Pressing the OK button centred in the four-way navigation switches brings up the 'super control panel' on the LCD. You can access almost every setting through the display. Some not previously mentioned include sharpness, saturation, contrast and gradation (normal, low key and high key), plus the picture mode presets (and custom settings) that encompass those; white balance, which includes manual tweaking along amber/blue and green/magenta sliders; and flash compensation and intensity.
Toggling the display using the info button brings up a pair of digital levels which show pitch (forward/backward) and roll (z-axis rotation) information. The roll display can appear in the viewfinder as well.
At the bottom, beneath the power switch, sits the IS button, which controls the sensor-shift stabiliser mode. In addition to a mode for horizontal panning, the E-30 also has a mode for vertical panning. This model also introduces an interesting multiple-exposure mode.
Right in the middle of the camera's back is the flip-and-twist 230,000-dot, 69mm (2.7-inch) LCD. Although it's smaller than the 76mm (3-inch) versions on most competitors, we'd gladly exchange that screen real estate for the flexibility of the articulated LCD.
Otherwise, the display is pretty typical -- bright enough for viewing under a variety of lighting conditions, but not accurate enough to make serious decisions about colour or exposure tweaks.
The viewfinder is pretty good as well. It's large and bright, and, while it doesn't offer 100 per cent coverage, it comes pretty close, at 98 per cent -- better than the 50D's 95 per cent and the D90's 96 per cent.
One last notable feature is the dual-card slots: one CompactFlash and one xD-Picture card.
The E-30 certainly includes all the essential features -- and then some -- that you'd expect in a camera of its class. In addition, Olympus has thrown its new art filters presets into the mix, with a set of six effects -- pop art, soft focus, pale and light, grainy film, light tone and pin hole -- that the E-30 applies during shooting.
In theory, we can understand how applying the effects at shot time, where they can simultaneously compensate exposure, white balance and so on, can help produce a better result than applying effects afterwards in software. And in practice, they're fun to use. Since you can shoot JPEG plus an untouched raw image simultaneously, you can feel free to experiment -- sort of.

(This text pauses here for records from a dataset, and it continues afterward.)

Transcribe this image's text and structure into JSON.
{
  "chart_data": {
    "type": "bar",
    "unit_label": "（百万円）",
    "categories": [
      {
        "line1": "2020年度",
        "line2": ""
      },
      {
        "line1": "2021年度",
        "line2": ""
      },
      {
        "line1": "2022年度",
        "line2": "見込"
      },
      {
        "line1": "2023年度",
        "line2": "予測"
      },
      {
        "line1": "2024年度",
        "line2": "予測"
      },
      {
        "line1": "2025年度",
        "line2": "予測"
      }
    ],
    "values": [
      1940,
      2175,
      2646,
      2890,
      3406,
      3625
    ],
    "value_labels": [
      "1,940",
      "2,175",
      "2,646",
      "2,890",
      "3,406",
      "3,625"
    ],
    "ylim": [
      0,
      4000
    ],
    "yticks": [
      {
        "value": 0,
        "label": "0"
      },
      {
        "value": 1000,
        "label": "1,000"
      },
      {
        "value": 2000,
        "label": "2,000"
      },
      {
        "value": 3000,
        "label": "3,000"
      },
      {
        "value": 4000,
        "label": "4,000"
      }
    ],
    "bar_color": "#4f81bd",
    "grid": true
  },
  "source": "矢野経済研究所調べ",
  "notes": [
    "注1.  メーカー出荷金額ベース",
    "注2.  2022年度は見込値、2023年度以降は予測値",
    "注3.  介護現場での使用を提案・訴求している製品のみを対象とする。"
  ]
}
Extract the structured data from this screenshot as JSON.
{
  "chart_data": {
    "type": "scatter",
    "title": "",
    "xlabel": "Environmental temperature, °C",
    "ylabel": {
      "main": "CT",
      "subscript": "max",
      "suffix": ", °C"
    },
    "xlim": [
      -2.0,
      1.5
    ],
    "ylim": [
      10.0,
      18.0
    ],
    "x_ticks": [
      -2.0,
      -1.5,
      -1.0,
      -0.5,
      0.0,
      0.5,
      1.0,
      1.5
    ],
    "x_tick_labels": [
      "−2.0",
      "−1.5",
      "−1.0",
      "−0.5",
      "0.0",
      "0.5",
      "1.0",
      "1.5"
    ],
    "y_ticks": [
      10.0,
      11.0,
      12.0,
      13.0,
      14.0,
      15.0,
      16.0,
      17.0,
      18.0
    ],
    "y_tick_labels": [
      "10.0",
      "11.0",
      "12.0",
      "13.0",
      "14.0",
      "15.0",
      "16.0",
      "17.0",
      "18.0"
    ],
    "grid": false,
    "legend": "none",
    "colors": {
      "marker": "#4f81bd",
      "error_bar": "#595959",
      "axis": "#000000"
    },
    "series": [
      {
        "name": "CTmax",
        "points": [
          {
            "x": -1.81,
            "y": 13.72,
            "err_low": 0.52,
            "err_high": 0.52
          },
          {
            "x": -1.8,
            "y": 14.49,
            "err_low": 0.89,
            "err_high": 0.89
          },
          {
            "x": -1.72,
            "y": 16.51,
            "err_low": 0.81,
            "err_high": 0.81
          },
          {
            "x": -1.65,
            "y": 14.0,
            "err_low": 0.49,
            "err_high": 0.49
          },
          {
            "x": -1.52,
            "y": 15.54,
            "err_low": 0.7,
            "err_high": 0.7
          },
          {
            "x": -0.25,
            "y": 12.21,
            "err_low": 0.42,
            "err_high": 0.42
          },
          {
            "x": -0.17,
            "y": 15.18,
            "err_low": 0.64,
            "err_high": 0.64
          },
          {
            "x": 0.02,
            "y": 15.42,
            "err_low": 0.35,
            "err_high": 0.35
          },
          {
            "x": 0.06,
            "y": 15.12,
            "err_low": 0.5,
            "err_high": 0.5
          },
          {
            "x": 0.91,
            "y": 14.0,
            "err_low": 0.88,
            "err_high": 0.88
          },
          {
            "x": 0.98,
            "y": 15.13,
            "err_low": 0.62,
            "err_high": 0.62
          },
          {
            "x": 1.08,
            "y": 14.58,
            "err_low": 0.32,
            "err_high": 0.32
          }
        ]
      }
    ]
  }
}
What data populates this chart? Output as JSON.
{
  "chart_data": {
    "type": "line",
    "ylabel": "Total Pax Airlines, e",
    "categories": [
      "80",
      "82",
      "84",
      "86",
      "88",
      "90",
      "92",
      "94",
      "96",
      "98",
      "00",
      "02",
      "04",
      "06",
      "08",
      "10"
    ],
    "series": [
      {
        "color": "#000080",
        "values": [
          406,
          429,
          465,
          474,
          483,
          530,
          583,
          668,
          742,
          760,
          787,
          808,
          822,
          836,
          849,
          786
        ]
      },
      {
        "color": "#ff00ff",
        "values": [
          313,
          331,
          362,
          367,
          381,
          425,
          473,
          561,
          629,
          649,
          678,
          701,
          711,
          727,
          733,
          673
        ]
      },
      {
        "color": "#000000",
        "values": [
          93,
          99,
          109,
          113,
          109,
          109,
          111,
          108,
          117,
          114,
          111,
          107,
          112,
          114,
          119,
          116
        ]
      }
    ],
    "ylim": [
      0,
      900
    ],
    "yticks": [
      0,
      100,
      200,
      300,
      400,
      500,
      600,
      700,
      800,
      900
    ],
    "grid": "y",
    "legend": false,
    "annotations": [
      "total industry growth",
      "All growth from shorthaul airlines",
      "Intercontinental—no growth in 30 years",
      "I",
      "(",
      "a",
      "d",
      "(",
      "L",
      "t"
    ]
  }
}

Unfortunately, there are just a few too many drawbacks to keep this from being more than a now-and-again novelty. It's a fully automatic mode, so you can't set shutter speed, aperture or even ISO, which limits the desire to experiment. (Yes, you've got the raw file, but, if it's shot at ISO 800, it may not do you much good.) Nor can you modify any of the parameters for the effects, such as amount of grain in grainy film or colour saturation in pop art. We hope Olympus adds some flexibility to this feature in future implementations.
Given their internal similarities, it's no wonder that the E-30's performance in our tests matches -- and in some ways surpasses -- the E-3's. While its time of 0.7 seconds from power on to first shot beats the E-3's, the E-3 is oddly slow to start up, and the E-30 is still slower than the rest of the competition.
As with the E-3, however, it seems as if a fast AF system helps deliver best-in-class single-shot performance in both bright and dim light: 0.3 seconds and 0.7 seconds, respectively. That low-light performance is an average, though. The E-30 displays significant variability in its low-light focus speed, and, in the field, we frequently found ourselves waiting as the lens loudly ratcheted through its iterative focus search.
Its 0.6 seconds raw shot-to-shot time (JPEG is slightly faster) is about the same as the typical Nikon mid-range dSLR, but slightly slower than Canon's. Its 4.9 frames per second continuous-shooting rate is more than adequate for non-sports shooters, and, as you'd expect, it falls right in the middle between its more- and less-expensive competitors.